A world like this needs something Corbynism once promised: politics that names the powerful, not the poor, as the problem. To protect rising inequality from scrutiny, disguising lies as necessary tools becomes essential. Learning this from Mandelson, McSweeney infiltrated and sabotaged Corbyn's principled movement, installing Starmer to destroy it.
Labour parliamentarians, no longer a rich mosaic of perspectives, but angrily differing on nearly all issues, are united in vilifying Mandelson, tearing at him with bloodlust, as if his ruin might wash the guilt from their own hands. They're embroiled in his politics of deception, betraying the very people they were elected to protect, unable to agree on anything beyond the idea of the next betrayal.

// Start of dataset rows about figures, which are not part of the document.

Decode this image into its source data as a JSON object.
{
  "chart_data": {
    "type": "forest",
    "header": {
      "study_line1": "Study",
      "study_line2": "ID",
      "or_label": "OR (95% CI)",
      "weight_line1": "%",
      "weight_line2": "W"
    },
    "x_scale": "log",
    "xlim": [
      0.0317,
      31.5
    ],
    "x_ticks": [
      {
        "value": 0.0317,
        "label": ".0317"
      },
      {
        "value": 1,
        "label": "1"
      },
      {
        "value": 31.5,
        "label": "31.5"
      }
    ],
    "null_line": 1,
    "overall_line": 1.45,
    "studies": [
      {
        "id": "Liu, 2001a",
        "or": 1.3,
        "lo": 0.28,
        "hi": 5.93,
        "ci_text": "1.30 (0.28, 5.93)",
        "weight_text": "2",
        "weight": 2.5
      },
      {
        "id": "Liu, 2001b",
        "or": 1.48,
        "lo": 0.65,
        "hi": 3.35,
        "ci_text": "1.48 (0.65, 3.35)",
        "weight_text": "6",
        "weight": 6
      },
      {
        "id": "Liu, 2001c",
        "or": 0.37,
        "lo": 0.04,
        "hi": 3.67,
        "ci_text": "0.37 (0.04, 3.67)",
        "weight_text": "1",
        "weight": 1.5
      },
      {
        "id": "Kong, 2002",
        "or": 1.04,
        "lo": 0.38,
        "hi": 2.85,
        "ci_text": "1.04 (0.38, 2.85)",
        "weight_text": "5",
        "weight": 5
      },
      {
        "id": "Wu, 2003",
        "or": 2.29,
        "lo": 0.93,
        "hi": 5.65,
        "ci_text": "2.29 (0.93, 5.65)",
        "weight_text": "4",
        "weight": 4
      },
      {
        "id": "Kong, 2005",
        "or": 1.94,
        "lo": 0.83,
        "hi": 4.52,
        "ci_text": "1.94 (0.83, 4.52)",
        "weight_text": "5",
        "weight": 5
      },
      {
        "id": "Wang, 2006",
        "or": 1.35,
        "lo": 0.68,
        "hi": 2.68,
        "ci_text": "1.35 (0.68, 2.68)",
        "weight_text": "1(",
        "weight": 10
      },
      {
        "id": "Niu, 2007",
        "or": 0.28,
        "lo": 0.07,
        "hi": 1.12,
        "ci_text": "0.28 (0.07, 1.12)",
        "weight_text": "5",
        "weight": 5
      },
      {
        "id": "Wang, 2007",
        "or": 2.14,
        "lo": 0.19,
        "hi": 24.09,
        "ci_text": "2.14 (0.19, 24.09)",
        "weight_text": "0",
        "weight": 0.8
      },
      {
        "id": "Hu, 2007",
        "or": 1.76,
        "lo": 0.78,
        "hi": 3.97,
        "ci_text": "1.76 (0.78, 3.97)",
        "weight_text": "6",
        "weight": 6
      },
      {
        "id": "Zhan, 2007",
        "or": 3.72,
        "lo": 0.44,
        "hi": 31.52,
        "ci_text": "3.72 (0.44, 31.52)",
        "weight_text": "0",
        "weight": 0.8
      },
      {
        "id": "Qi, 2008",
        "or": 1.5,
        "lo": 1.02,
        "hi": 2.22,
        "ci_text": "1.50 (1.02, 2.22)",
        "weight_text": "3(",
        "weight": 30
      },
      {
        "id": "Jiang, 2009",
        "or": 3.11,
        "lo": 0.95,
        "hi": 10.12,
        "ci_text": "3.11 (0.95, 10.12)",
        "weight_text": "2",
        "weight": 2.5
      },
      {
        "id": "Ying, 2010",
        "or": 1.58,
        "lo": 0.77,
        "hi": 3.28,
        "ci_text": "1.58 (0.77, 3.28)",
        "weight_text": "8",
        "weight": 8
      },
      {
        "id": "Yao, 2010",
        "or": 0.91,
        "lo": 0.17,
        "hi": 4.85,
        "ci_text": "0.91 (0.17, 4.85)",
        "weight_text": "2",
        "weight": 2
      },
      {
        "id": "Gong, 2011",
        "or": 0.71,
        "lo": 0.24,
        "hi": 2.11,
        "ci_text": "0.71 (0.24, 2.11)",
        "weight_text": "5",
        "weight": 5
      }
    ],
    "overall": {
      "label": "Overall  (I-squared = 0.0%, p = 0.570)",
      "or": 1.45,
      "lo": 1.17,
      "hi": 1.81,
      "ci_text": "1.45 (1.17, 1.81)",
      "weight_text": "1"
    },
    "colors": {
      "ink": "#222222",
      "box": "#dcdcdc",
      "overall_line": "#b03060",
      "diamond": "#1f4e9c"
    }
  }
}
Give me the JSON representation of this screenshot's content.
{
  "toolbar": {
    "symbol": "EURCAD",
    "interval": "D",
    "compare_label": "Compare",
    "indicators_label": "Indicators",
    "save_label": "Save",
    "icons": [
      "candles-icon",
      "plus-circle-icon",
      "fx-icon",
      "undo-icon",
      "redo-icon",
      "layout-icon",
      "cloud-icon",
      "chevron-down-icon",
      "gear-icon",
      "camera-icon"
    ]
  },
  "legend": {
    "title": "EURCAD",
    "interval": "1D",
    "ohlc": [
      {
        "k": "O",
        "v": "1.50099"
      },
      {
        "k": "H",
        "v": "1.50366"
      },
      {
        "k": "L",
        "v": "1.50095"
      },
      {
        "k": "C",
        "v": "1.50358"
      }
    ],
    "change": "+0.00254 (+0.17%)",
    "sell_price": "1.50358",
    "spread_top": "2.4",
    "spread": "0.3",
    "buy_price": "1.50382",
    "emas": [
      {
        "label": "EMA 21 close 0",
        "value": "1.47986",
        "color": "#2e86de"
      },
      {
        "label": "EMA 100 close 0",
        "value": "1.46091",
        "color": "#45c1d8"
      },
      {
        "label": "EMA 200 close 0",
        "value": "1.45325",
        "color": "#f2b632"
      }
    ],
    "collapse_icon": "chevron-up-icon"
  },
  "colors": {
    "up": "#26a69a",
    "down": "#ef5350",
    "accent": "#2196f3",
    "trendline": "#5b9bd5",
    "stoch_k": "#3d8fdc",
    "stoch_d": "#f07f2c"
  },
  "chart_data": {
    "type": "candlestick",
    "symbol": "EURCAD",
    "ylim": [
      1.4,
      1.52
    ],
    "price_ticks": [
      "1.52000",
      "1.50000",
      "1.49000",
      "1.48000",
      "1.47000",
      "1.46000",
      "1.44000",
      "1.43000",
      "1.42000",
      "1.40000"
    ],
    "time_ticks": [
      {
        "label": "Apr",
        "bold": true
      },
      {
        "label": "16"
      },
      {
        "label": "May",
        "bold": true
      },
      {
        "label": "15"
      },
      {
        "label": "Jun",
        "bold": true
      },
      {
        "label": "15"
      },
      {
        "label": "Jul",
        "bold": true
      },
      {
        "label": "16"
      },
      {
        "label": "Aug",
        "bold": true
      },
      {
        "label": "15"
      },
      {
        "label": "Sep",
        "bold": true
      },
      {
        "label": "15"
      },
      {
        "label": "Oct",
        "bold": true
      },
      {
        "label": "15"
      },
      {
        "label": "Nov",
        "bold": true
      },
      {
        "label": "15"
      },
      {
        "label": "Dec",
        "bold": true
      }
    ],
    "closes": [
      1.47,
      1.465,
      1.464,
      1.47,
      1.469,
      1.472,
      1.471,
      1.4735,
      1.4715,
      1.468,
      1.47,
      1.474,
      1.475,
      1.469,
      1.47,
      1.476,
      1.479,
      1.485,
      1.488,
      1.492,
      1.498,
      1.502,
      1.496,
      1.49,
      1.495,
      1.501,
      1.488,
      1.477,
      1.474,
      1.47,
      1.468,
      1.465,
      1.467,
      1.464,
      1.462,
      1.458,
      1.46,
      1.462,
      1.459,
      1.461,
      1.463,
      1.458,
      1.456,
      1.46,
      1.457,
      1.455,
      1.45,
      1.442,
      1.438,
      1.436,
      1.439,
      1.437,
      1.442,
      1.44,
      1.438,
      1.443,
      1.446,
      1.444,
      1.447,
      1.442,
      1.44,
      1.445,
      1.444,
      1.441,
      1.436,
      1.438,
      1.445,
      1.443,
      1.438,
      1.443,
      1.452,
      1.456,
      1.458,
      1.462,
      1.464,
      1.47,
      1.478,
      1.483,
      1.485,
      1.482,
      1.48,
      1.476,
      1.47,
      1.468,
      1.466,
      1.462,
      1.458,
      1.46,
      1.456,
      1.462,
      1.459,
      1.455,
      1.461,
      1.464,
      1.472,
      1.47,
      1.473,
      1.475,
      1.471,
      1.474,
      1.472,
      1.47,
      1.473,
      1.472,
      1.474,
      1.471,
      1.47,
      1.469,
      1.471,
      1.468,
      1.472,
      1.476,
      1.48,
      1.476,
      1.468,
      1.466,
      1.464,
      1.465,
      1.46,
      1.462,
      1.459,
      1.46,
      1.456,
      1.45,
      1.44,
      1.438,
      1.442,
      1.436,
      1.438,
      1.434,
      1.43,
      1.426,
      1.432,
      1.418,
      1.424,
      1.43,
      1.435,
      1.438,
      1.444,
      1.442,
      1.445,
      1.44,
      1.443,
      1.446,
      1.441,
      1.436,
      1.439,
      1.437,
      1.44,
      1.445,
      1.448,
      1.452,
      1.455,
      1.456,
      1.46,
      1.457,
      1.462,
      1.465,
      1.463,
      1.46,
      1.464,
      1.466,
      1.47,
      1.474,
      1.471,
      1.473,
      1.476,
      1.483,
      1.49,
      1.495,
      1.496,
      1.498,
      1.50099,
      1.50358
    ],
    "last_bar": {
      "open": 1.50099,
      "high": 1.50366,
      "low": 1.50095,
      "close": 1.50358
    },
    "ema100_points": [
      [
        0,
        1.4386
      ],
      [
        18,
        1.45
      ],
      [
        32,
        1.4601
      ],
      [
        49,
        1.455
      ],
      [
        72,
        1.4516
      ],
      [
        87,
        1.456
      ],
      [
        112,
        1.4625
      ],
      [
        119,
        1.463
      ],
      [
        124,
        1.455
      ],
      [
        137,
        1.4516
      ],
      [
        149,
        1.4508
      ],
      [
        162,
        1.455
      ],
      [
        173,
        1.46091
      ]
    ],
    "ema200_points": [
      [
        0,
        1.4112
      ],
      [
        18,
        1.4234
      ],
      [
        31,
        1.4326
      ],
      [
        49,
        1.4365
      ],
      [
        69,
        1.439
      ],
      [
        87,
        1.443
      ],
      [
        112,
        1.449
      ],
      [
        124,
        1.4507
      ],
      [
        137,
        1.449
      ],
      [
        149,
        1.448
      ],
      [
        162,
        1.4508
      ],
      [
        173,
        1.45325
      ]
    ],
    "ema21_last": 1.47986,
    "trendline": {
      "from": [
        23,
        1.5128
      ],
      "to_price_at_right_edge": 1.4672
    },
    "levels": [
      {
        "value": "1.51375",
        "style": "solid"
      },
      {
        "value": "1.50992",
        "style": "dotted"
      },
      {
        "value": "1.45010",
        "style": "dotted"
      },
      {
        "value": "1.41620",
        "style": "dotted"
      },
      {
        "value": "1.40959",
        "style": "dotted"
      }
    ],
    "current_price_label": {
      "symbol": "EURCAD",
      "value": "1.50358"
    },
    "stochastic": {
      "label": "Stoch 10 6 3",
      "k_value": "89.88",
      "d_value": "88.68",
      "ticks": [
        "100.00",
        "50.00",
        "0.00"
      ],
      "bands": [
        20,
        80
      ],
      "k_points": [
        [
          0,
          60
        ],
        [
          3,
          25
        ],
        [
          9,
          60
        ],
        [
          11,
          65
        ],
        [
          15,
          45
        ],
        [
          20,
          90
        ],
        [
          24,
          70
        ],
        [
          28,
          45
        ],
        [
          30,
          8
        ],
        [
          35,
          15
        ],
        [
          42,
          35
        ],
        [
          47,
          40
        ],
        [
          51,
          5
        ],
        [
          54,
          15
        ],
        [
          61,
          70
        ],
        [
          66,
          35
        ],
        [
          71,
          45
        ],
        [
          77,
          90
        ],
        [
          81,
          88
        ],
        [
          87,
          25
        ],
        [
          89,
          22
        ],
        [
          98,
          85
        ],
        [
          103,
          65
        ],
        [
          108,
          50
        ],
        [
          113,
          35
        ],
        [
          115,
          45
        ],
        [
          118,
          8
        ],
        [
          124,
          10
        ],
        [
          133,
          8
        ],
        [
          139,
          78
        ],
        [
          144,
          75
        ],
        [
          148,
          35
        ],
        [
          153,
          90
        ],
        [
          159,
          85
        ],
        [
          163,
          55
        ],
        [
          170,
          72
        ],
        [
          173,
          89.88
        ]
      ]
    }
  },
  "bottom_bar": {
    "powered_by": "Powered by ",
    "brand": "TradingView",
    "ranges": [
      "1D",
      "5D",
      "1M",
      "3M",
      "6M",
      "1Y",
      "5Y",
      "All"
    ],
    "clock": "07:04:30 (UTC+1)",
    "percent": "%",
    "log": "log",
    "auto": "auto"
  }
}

It's why the same architect of this latest labour fiasco, McSweeney, was nowhere to be seen, ensnared in an ambush of his own making; the strategist outmanoeuvred by his own strategy. His head will roll. But the revolving door keeps turning, and the next shadowy face it delivers will be just as committed to deceit.
This is the byproduct of the factional politics now consuming both main parties, obscuring them from the electorate while Farage, never one to miss a photo-op, apes his way through yet another pub side-door.